Angebot und Annahme – Arbeitsrecht


August 2024

Wie unterscheidet man das gute vom besseren
Angebot? Lebenserfahrung. Glück. Der richtige Riecher. Irgendwo dazwischen
liegt´s. Nach 1 Jahr Beschäftigung bot die Firma ihr einen Aufstieg an. Mehr
Möglichkeiten. Mehr Geld. Sogar Handlungsvollmacht. H sollte auch andere
Mitarbeiter einstellen und kündigen können. Nach 2 Monaten kam die
Aufforderung, an einer internen Schulung teilzunehmen. Vorbereitungszeit? Ach
das wäre gar kein Problem. Das schaffe sie nebenbei. Und zack war der 1.
Versuch vorbei. Lag das an den Aufgaben? Lag das an ihr? Die Firma drängte.
Beim 2. Versuch war H besser. Es waren aber eben keine 100 % aus Sicht der
Firma. Anhörung. Kündigung. Schluß.

H ging zu einem Anwalt. Völlig richtig. Kurzes
Gespräch. Kündigungsschutzklage. Soll die Firma doch mal tätig werden. Die
Firma fragt nach einem Vergleich. Beim Anwalt. Der Anwalt fragt nicht erst bei
H, was sie will. Er bittet vielmehr die Firma um ein Angebot. Top. Die Firma
ist glücklich. Die Gegenseite bittet um ein Angebot. Und genauso sieht das aus.
Vergütung bis Ende März 2024 und eine Abfindung von 1.700 €. Das schickt der
Anwalt an H. Und die fällt aus allen Wolken. Warum Ende der Beschäftigung? Und
wenn schon, warum mit dieser Abfindung? Was hatte sie denn falsch gemacht?
Irgendwas war hier schiefgelaufen.

Sie ging zur Beratung zu einem anderen Anwalt. Der
nimmt sich Zeit für sie. Am Ende gab es zwar immer noch Fragen. Leitende
Mitarbeiter mit Kündigungsberechtigung haben nicht den gleichen
Kündigungsschutz. Wollte die Firma sie von Anbeginn an nur abservieren? Einen
neuen Job hatte sie im Februar nicht in Aussicht. Warum also jetzt einen
Vergleich schließen? Da hatte der neue Anwalt völlig recht. Jetzt war ein
Vergleich nicht zu ihrem Vorteil. Sie wechselte den Anwalt.
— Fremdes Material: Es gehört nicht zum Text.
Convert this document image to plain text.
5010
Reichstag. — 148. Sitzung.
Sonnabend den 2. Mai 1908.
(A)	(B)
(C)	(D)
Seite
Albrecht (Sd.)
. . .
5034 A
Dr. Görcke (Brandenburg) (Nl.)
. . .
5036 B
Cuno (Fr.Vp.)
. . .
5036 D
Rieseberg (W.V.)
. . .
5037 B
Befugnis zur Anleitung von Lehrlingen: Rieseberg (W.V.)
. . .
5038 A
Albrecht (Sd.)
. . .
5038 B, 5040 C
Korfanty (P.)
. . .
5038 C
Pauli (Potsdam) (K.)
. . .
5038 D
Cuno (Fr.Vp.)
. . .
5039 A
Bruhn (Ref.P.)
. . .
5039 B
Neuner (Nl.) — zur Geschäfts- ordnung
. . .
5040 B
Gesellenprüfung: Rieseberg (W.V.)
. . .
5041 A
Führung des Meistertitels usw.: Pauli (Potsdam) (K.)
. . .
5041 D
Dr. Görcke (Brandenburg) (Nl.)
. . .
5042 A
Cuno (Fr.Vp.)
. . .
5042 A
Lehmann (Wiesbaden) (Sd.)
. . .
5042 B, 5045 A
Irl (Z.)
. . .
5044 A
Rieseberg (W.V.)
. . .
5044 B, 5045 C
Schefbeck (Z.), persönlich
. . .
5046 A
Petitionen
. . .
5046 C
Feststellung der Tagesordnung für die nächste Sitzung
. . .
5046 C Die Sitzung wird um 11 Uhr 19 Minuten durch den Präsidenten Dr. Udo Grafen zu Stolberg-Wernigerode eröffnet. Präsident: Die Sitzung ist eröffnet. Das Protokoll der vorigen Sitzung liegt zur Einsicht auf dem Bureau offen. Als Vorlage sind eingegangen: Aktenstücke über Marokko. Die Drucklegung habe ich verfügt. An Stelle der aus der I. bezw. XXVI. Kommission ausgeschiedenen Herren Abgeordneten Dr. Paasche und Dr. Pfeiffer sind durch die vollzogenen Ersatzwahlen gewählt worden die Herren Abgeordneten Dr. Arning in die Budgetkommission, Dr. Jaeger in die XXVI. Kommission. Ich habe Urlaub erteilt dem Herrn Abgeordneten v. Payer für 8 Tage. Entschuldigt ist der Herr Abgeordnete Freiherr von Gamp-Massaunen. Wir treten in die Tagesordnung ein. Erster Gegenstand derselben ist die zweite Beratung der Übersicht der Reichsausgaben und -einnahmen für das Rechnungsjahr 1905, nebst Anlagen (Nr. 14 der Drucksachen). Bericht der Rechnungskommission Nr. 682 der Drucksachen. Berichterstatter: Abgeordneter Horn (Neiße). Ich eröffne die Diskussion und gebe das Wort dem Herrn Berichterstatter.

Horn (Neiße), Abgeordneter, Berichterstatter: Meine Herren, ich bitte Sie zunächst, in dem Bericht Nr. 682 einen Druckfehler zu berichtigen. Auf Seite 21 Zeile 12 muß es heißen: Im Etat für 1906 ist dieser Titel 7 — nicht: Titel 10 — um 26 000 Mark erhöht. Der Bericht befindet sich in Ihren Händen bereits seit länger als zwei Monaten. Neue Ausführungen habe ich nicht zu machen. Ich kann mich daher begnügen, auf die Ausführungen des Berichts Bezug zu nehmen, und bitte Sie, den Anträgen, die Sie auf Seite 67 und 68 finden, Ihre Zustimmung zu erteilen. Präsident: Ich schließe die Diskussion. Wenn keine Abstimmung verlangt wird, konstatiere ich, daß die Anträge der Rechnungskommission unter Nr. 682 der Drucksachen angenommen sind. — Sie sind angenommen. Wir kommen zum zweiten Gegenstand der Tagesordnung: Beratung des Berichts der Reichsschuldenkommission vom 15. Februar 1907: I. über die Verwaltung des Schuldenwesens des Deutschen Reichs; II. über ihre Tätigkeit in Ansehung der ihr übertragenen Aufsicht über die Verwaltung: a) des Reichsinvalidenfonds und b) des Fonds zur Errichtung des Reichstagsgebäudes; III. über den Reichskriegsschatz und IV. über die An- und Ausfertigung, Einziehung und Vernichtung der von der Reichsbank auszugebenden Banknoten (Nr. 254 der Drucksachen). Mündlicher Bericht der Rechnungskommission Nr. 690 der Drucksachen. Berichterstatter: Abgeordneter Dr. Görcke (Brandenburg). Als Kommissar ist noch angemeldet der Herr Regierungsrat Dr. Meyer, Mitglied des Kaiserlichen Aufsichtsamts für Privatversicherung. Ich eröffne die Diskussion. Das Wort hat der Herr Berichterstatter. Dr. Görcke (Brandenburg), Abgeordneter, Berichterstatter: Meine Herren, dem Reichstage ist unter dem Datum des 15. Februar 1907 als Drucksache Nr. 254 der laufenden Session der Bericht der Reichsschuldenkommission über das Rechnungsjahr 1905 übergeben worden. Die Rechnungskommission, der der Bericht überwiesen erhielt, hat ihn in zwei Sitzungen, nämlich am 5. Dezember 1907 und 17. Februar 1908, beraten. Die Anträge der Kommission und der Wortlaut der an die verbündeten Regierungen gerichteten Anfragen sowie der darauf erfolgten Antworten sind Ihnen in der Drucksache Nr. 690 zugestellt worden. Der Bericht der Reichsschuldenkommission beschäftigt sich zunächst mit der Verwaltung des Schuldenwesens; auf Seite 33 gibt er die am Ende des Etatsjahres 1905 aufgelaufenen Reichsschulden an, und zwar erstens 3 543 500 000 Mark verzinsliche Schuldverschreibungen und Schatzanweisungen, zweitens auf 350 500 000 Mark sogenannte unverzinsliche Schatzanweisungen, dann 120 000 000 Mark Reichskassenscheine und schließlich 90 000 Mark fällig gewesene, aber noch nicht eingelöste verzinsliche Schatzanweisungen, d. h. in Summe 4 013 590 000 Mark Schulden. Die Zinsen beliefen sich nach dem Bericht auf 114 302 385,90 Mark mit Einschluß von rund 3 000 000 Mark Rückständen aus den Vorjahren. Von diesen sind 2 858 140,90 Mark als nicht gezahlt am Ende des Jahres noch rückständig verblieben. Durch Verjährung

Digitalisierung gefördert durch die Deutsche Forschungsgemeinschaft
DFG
Der macht der Firma Druck. Er widerruft die
Freistellung unter Anrechnung der Urlaubstage. Er verlangt ein Zwischenzeugnis.
Er fordert die Dokumentation des Bonussystems ein. Ende April 2024 Gütetermin
vor dem Arbeitsgericht in Erfurt. Der Saal ist voll. Betriebsräte aus ganz
Deutschland nutzen die Verhandlung als Weiterbildung. Die Firma zeigt sich von
ihrer besten Seite. Man schule seine Mitarbeiter. Das Bestehen der Schulung sei
Voraussetzung für die Handlungsvollmacht. Wer die Prüfung nicht besteht, kann
leider nicht für die Firma arbeiten. Eine personenbedingte Kündigung damit
unumgänglich. Das könne man nicht anders lösen. Was wolle der Anwalt eigentlich
noch? H würde keinesfalls mehr für die Firma weiterarbeiten. Ein gutes Angebot
habe man unterbreitet.

Der Anwalt legt den Finger in die Wunde – wo ist
der Kündigungsgrund? Ende Juni seitenweise Text von der Firma.
Handlungsvollmacht nur mit bestandener Schulung. Das stehe im Vertrag. Nix
stand da! Da stand nur, wie Vollmachten umzusetzen sind. Natürlich hätte man
das Bestehen einer internen Schulung als Vertragsvoraussetzung festschreiben
können. Hatte man aber offenbar vergessen? Oder vielleicht auch gar nicht
gewollt? Wer weiß. H wusste jedenfalls, was sie nun wollte. Das Maximum. Ohne
die Firma. Nun ruft der Anwalt bei der Firma an und macht deutlich, was man
sich hier vorstelle. Bei dieser Sach- und Rechtslage. Vielleicht ist ja bei der
Kammerverhandlung wieder der Saal voll: Volle Vergütung nicht nur bis zum
31.03. sondern bis zum 30.06.2024 bei 10.000 € Abfindung und noch einigen
Extras. Und das waren nicht nur 100 % für H. Bei weitem nicht! Die Firma nimmt
das Angebot trotzdem an. Wenn man die besseren Karten hat, muss man sie nicht
nur ausspielen sondern erst einmal erkennen. Der Vergleich ist zum Az. 2 Ca
203/24 seit dem 29.07.2024 rechtskräftig.